Do you have a playlist you listened to while writing Minnow?

I did! I tend to listen to lots of instrumental music when I write—movie soundtracks are my friend. I listened to the Amelie soundtrack to death, and Disney soundtracks are great, too (even if they sometimes make me daydream rather than productively write). I also sometimes listen to songs by bands like Death Cab for Cutie, The Killers, and Sufjan Stevens, which I’ve heard so many times, they’re almost more of a mood than a song, and they blur into the background.

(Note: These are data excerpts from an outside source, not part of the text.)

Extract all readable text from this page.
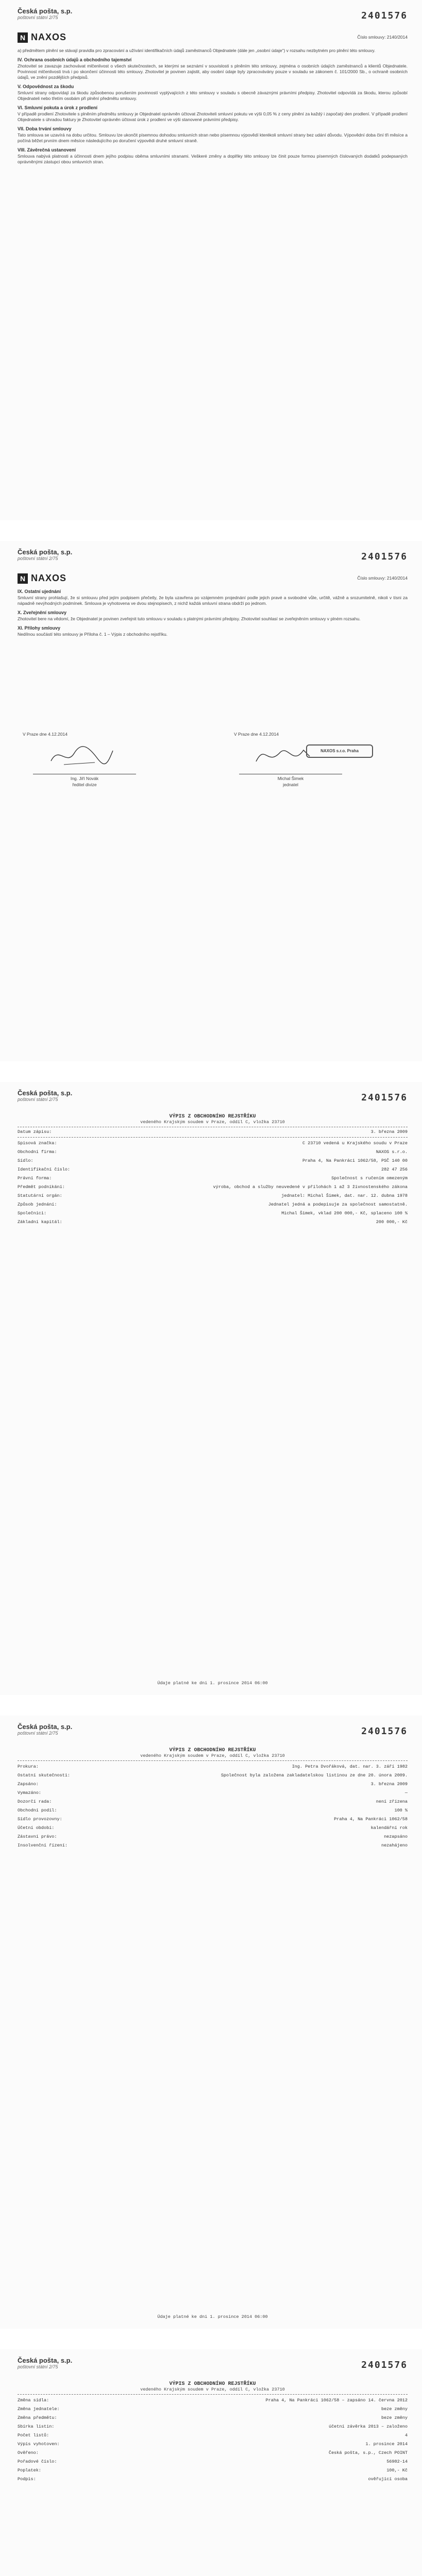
Česká pošta, s.p.
poštovní státní 2/75	2401576
N NAXOS	Číslo smlouvy: 2140/2014
a) předmětem plnění se stávají pravidla pro zpracování a užívání identifikačních údajů zaměstnanců Objednatele (dále jen „osobní údaje“) v rozsahu nezbytném pro plnění této smlouvy.
IV. Ochrana osobních údajů a obchodního tajemství
Zhotovitel se zavazuje zachovávat mlčenlivost o všech skutečnostech, se kterými se seznámí v souvislosti s plněním této smlouvy, zejména o osobních údajích zaměstnanců a klientů Objednatele. Povinnost mlčenlivosti trvá i po skončení účinnosti této smlouvy. Zhotovitel je povinen zajistit, aby osobní údaje byly zpracovávány pouze v souladu se zákonem č. 101/2000 Sb., o ochraně osobních údajů, ve znění pozdějších předpisů.
V. Odpovědnost za škodu
Smluvní strany odpovídají za škodu způsobenou porušením povinností vyplývajících z této smlouvy v souladu s obecně závaznými právními předpisy. Zhotovitel odpovídá za škodu, kterou způsobí Objednateli nebo třetím osobám při plnění předmětu smlouvy.
VI. Smluvní pokuta a úrok z prodlení
V případě prodlení Zhotovitele s plněním předmětu smlouvy je Objednatel oprávněn účtovat Zhotoviteli smluvní pokutu ve výši 0,05 % z ceny plnění za každý i započatý den prodlení. V případě prodlení Objednatele s úhradou faktury je Zhotovitel oprávněn účtovat úrok z prodlení ve výši stanovené právními předpisy.
VII. Doba trvání smlouvy
Tato smlouva se uzavírá na dobu určitou. Smlouvu lze ukončit písemnou dohodou smluvních stran nebo písemnou výpovědí kterékoli smluvní strany bez udání důvodu. Výpovědní doba činí tři měsíce a počíná běžet prvním dnem měsíce následujícího po doručení výpovědi druhé smluvní straně.
VIII. Závěrečná ustanovení
Smlouva nabývá platnosti a účinnosti dnem jejího podpisu oběma smluvními stranami. Veškeré změny a doplňky této smlouvy lze činit pouze formou písemných číslovaných dodatků podepsaných oprávněnými zástupci obou smluvních stran.
Česká pošta, s.p.
poštovní státní 2/75	2401576
N NAXOS	Číslo smlouvy: 2140/2014
IX. Ostatní ujednání
Smluvní strany prohlašují, že si smlouvu před jejím podpisem přečetly, že byla uzavřena po vzájemném projednání podle jejich pravé a svobodné vůle, určitě, vážně a srozumitelně, nikoli v tísni za nápadně nevýhodných podmínek. Smlouva je vyhotovena ve dvou stejnopisech, z nichž každá smluvní strana obdrží po jednom.
X. Zveřejnění smlouvy
Zhotovitel bere na vědomí, že Objednatel je povinen zveřejnit tuto smlouvu v souladu s platnými právními předpisy. Zhotovitel souhlasí se zveřejněním smlouvy v plném rozsahu.
XI. Přílohy smlouvy
Nedílnou součástí této smlouvy je Příloha č. 1 – Výpis z obchodního rejstříku.
V Praze dne 4.12.2014	V Praze dne 4.12.2014
NAXOS s.r.o. Praha
Ing. Jiří Novák
ředitel divize
Michal Šimek
jednatel
Česká pošta, s.p.
poštovní státní 2/75	2401576
VÝPIS Z OBCHODNÍHO REJSTŘÍKU
vedeného Krajským soudem v Praze, oddíl C, vložka 23710
Datum zápisu:	3. března 2009
Spisová značka:	C 23710 vedená u Krajského soudu v Praze
Obchodní firma:	NAXOS s.r.o.
Sídlo:	Praha 4, Na Pankráci 1062/58, PSČ 140 00
Identifikační číslo:	282 47 256
Právní forma:	Společnost s ručením omezeným
Předmět podnikání:	výroba, obchod a služby neuvedené v přílohách 1 až 3 živnostenského zákona
Statutární orgán:	jednatel: Michal Šimek, dat. nar. 12. dubna 1978
Způsob jednání:	Jednatel jedná a podepisuje za společnost samostatně.
Společníci:	Michal Šimek, vklad 200 000,- Kč, splaceno 100 %
Základní kapitál:	200 000,- Kč
Údaje platné ke dni 1. prosince 2014 06:00
Česká pošta, s.p.
poštovní státní 2/75	2401576
VÝPIS Z OBCHODNÍHO REJSTŘÍKU
vedeného Krajským soudem v Praze, oddíl C, vložka 23710
Prokura:	Ing. Petra Dvořáková, dat. nar. 3. září 1982
Ostatní skutečnosti:	Společnost byla založena zakladatelskou listinou ze dne 20. února 2009.
Zapsáno:	3. března 2009
Vymazáno:	—
Dozorčí rada:	není zřízena
Obchodní podíl:	100 %
Sídlo provozovny:	Praha 4, Na Pankráci 1062/58
Účetní období:	kalendářní rok
Zástavní právo:	nezapsáno
Insolvenční řízení:	nezahájeno
Údaje platné ke dni 1. prosince 2014 06:00
Česká pošta, s.p.
poštovní státní 2/75	2401576
VÝPIS Z OBCHODNÍHO REJSTŘÍKU
vedeného Krajským soudem v Praze, oddíl C, vložka 23710
Změna sídla:	Praha 4, Na Pankráci 1062/58 – zapsáno 14. června 2012
Změna jednatele:	beze změny
Změna předmětu:	beze změny
Sbírka listin:	účetní závěrka 2013 – založeno
Počet listů:	4
Výpis vyhotoven:	1. prosince 2014
Ověřeno:	Česká pošta, s.p., Czech POINT
Pořadové číslo:	56982-14
Poplatek:	100,- Kč
Podpis:	ověřující osoba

What’s one bit of advice you wish you’d been given as an aspiring writer?

I was such a perfectionist—and still am to a large extent—and perfectionism is kind of the mortal enemy of writing. I gave myself a really hard time when I was starting out if things weren’t going perfectly. If I could give myself some advice, I think I’d try to convince myself that the process is easier—and I’m even a better writer—when I relinquish some of that perfectionism.

What books are on your TBR right now?

Basically every book on earth (slight exaggeration). My TBR has its own bookcase. Some high priority books are Razorhurst by Justine Larbelestier, A Sense of the Infinite by Hilary T. Smith, Lois Lane: Fallout by Gwenda Bond, and The Cracks in the Kingdom by Jaclyn Moriarty.

Are you working on anything else at the moment?

Yes! I’m doing revisions for my second YA mystery, The Arsonist, which is about a boy and a girl from California trying to solve the murder of an East German girl from the 1980s.

Do you know what happens to Minnow after the end of the book?

I definitely have a sense of what happens, yes, but I’m also happy to let readers imagine their own version.

What do you like to do when you’re not writing?

I like watching TV and movies, and I’m also a very avid reader. Lately, I’ve been devouring comic books, too. My local comic book shop is one of my favourite places. Some recent favourites are Black Widow, Ms. Marvel, Lumberjanes, the Amulet series, and I hold a very soft spot in my heart for This One Summer.